I recently took on the support of a customer with a Peer Persistence setup. I had lots of questions when I first started looking into it and I see lots of questions on the forums around this area so I wanted to cover them off in this post.
What is Peer Persistence?
Peer Persistence is a 3PAR feature that enables your chosen flavour of hypervisor, either Hyper-V or vSphere to act as a metro cluster. A metro cluster is a geographically dispersed cluster that enables VM’s to be migrated without interruption from one location to the next with zero down time. This transparent movement of VM’s across data centres, allows load balancing, planned maintenance and can form part an organisations high availability strategy.
What are the building blocks for Peer Persistence?
The first thing you are going to need is two 3PAR systems with Remote Copy, Peer Persistence is effectively an add-on to Remote Copy and cannot exist without it.

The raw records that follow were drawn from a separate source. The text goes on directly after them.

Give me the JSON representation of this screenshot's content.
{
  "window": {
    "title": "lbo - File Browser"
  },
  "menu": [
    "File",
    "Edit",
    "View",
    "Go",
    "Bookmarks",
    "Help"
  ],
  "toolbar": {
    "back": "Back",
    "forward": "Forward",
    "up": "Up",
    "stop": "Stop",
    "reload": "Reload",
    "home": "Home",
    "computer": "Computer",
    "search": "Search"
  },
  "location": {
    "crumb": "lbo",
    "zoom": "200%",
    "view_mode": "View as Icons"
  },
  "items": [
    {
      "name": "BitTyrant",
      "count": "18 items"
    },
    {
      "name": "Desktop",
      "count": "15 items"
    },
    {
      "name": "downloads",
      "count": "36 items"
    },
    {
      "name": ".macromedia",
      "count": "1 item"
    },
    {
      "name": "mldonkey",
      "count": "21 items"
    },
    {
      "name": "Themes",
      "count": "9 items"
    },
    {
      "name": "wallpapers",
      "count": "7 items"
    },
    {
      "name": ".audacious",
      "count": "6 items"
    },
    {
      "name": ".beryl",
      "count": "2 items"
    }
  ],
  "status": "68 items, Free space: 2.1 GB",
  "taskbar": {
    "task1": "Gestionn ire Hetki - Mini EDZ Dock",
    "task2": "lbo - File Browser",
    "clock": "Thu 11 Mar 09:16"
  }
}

Remote Copy must by in synchronous mode and so there are some requirements around latency. The max round-trip latency between the systems must be 2.6ms or less, this rises to 5ms or less with 3PAR OS 3.2.2
As this is effectively a cluster setup a quorum is required, which HPE provide in the form of a witness VM deployed from OVF. This witness VM acts as the arbitrator to the cluster to verify which systems are available and if automatic fail over to the 2nd site should be initiated.
The other requirements are:
- The 3PAR OS must be a minimum 3.2.1 or newer for Hyper-V. I would recommend at least 3.2.1 MU3 since this included a fix which removed the need to rescan disks on hosts after a fail over. 3.1.2 MU2 or newer for VMware
- The replicated volumes must have the same WWN on both 3PAR systems. If you create a new volume and add it to remote copy this will happen automatically.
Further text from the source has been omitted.